亜鉛やマグネシウムなどの溶けやすい金属を負極とした金属空気電池は燃料電池の一種であり、LIBよりも3倍以上の重量エネルギー密度を持つことから、次世代電池として期待されている。金属空気電池をより低環境負荷で使いやすくするため、紙の表面に正極を形成し、反対側に亜鉛負極を配置することで、電解液をトリガーに発電する低環境負荷な金属空気紙電池はこれまでも報告されていた。しかし、有害なアルカリ性の電解液が必要だったり、塩水を使った場合は出力がマイクロW/cm2レベルしかなく、実用的なデバイスを駆動するにはほど遠かったという。

金属空気紙電池の性能を左右する要因には、以下の3つがある。

  1. 正極の酸素還元反応(ORR)の効率化
  2. 正極-負極間の電圧を高く取れる金属負極の使用
  3. 電池セルの抵抗の低減

研究チームは、(1)の課題を解決できるORR触媒の一種として、これまでの研究で青色顔料として知られる金属の「アザフタロシアニン」を炭素に担持した「AZUL触媒」を開発済み。同触媒は一般的なORR触媒とは異なり、白金や酸化マンガンなどの貴金属や重金属を用いておらず、変異原性を評価するAmes試験やヒメマス急性毒性試験などをクリアした安全な触媒であることを確認済みだという。

研究チームはさらに、セルの構成により(2)・(3)を克服できれば、高性能で低環境負荷、安全な金属空気紙電池を実現できるのではないかと考察したとする。そこで今回の研究では、ろ紙などの紙に正極触媒をコートし、負極に高い電圧と環境への負荷が小さいマグネシウムを用いて集電体で挟むことで、金属空気紙電池を作製することにしたという。

  • 金属空気紙電池によるSpO2計の駆動と酸素飽和度・脈拍のリモートモニタリングン

    金属空気紙電池によるSpO2計の駆動と酸素飽和度・脈拍のリモートモニタリング(出所:東北大プレスリリースPDF)

作製された金属空気電池に対し、塩水を電解液とし、セルの電流-電圧特性および電流-出力性能の評価が行われた。その結果、紙の密度が高いとセルの出力が低く、逆に紙の密度が低いと出力が高いことが判明した。そして紙の密度の最適化が行われ、開放電圧1.8V、出力103mW/cm2、容量968.2Wh/kg(Mg)が達成されたという。

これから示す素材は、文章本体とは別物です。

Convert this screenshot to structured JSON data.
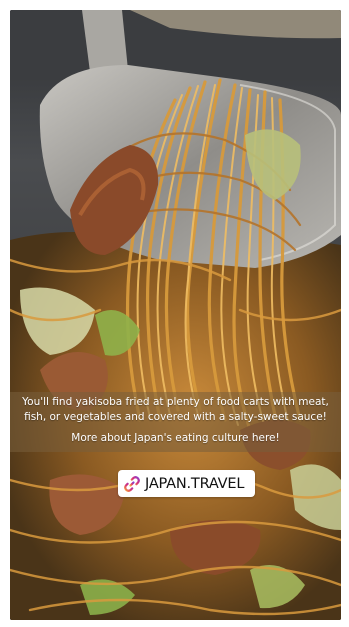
{
  "story": {
    "caption_lines": [
      "You'll find yakisoba fried at plenty of food carts with meat,",
      "fish, or vegetables and covered with a salty-sweet sauce!",
      "More about Japan's eating culture here!"
    ],
    "link_sticker": {
      "label": "JAPAN.TRAVEL",
      "icon": "link-icon"
    },
    "image_subject": "yakisoba-noodles-photo"
  },
  "colors": {
    "caption_band": "#7a603c",
    "sticker_bg": "#ffffff",
    "link_icon_gradient": [
      "#f9a23a",
      "#d62f7a",
      "#8a3fd1"
    ]
  }
}
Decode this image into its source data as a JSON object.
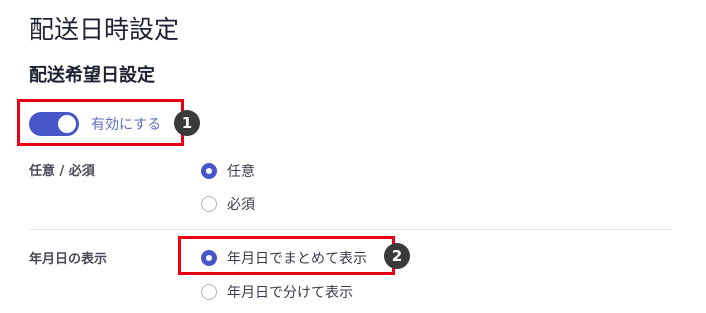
{
  "page_title": "配送日時設定",
  "section_title": "配送希望日設定",
  "toggle": {
    "label": "有効にする",
    "enabled": true
  },
  "badges": [
    "1",
    "2"
  ],
  "required_setting": {
    "label": "任意 / 必須",
    "options": [
      "任意",
      "必須"
    ],
    "selected": "任意"
  },
  "date_display": {
    "label": "年月日の表示",
    "options": [
      "年月日でまとめて表示",
      "年月日で分けて表示"
    ],
    "selected": "年月日でまとめて表示"
  },
  "colors": {
    "accent": "#4756c8",
    "highlight": "#e60012",
    "badge": "#3a3a3a"
  }
}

また、セルロースナノファイバーを導電助剤として正極に混合することで、集電体を使わず、直接デバイスと接続できる金属空気紙電池も作製可能なことも確認された。

続いて、作製された金属空気紙電池の社会実装を目指して2つの実証実験が行われた。まず、ウェアラブルかつリモートでの常時モニタリング可能な血中酸素濃度のSpO2計の電源として用いられた。すると、生体内の酸素濃度をリモートでモニタリングすることに成功したという。

次に、金属空気紙電池が塩水をトリガーにして発電することを利用し、溺れた際に救助者の位置を特定するGPSセンサを搭載したスマートライフジャケットに組み込まれた。電源部を塩水で濡らしたところ、GPSセンサのシグナルからGoogle Earth上で位置を特定できたとした。

  • 金属空気紙電池によるスマートライフジャケットに装備したGPSセンサの駆動とGPS情報のリモートセンシング

    金属空気紙電池によるスマートライフジャケットに装備したGPSセンサの駆動とGPS情報のリモートセンシング(出所:東北大プレスリリースPDF)

今回の金属空気紙電池は、万が一環境に廃棄されても環境負荷が低く、安全で高性能な電池の設計指針を与えるという点で、学術的な意義があるとする。また、身近な塩水などを使って発電できることから、緊急時の電源としても有用とした。今後、社会が要請するさまざまなデバイスの電源として活用できることが期待されるとしている。